Two dissents accompanied the opinion. The first, written by Judge Brown and joined by Judge Henderson, asserted that the majority failed to apply RFRA’s protections, which provide that the government may only substantially burden the free exercise of religion in pursuit of a compelling interest, and by the least restrictive means possible. The dissenting judges believed that court was not authorized to scrutinize religious belief, and that “the panel trespassed into an area of inquiry Supreme Court precedent forecloses.”

Judge Kavanaugh’s dissent stated that the panel contradicted the Hobby Lobby decision, which stated that regulations requiring organizations to act contrary to their religious beliefs or pay significant fines substantially burdens religion.
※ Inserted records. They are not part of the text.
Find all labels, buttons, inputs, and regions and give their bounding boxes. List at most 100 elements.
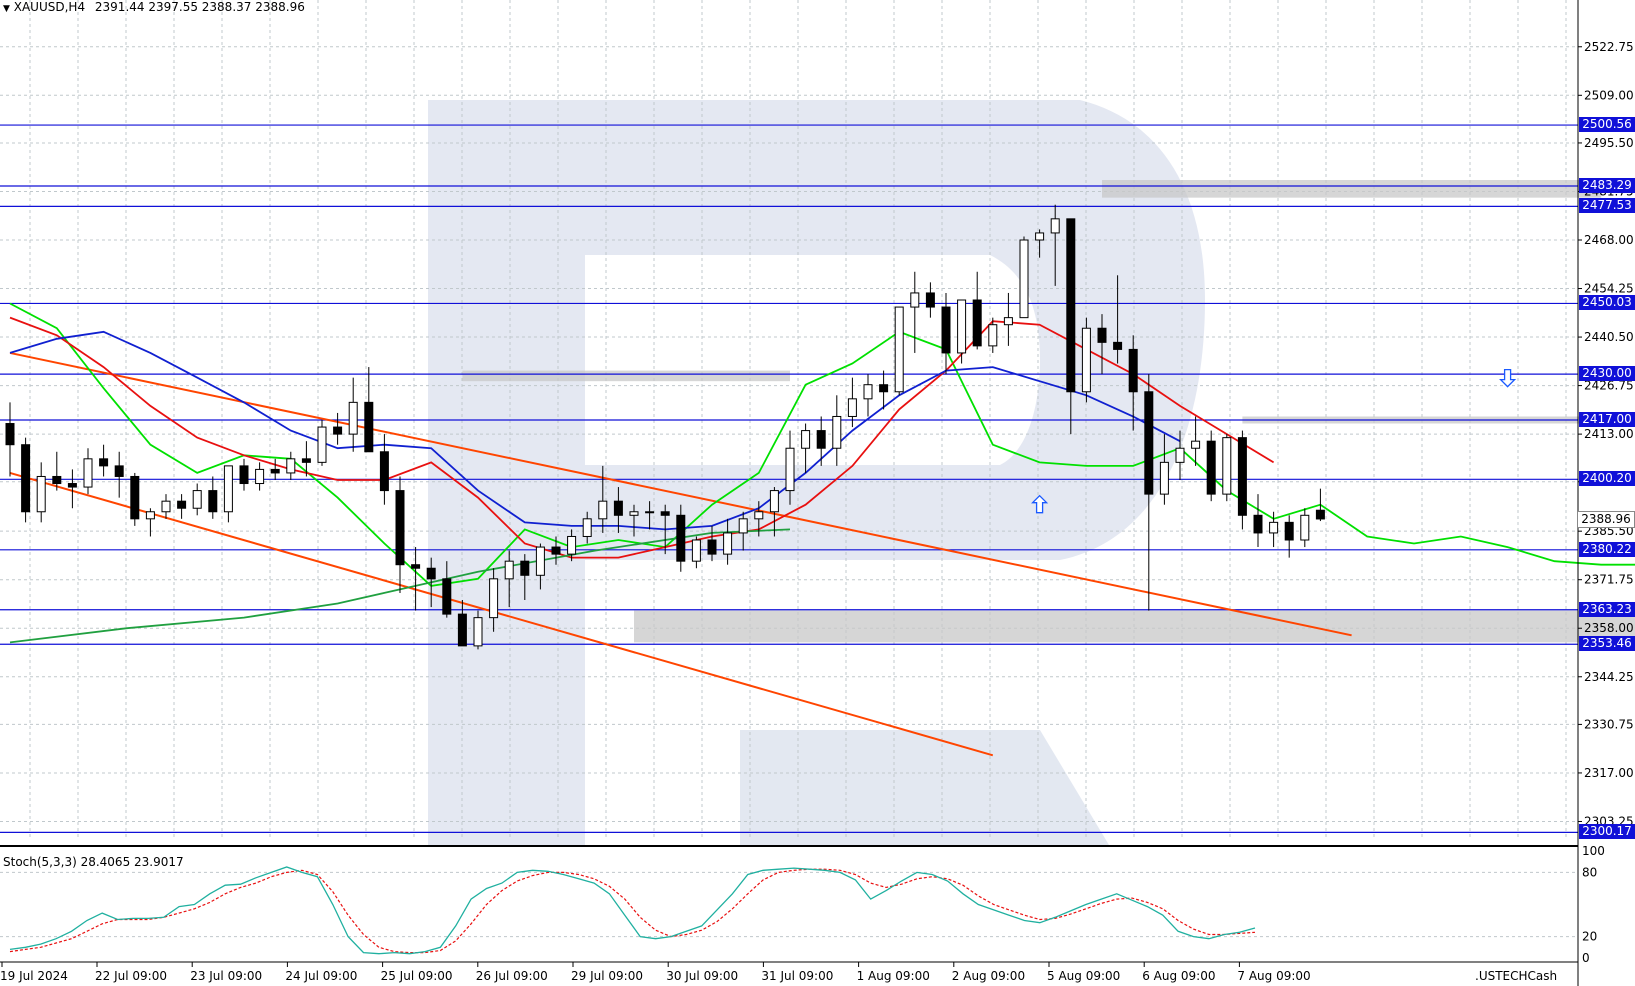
candle [379, 434, 389, 505]
candle [52, 451, 62, 491]
time-tick-label: 7 Aug 09:00 [1237, 969, 1310, 983]
candle [1050, 204, 1060, 286]
ma-line-long [9, 528, 791, 644]
zone-rect [1102, 180, 1602, 198]
candle-body [598, 500, 608, 520]
stoch-tick-label: 100 [1582, 844, 1605, 858]
candle-body [738, 518, 748, 534]
candle [301, 441, 311, 477]
candle-body [1066, 218, 1076, 393]
time-tick-label: 31 Jul 09:00 [761, 969, 833, 983]
candle-body [1144, 391, 1154, 495]
stoch-bg [0, 847, 1578, 962]
candle-body [1206, 440, 1216, 495]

Judge Kavanaugh stated that the case comes to the “least restrictive means” question under RFRA, and pointed to other decisions such as Wheaton College v. Burwell (Wheaton College) in which the Supreme Court decided that a religious organization does not have to identify or notify its insurer of its objections and can instead notify HHS, which then takes the appropriate steps to ensure that contraceptive coverage is provided. This dissent focused on the “extremely strong signals” provided by the Supreme Court in cases like Wheaton College, and argued that allowing organizations to provide notice to HHS directly was a less restrictive way to further the government’s interest in providing contraception.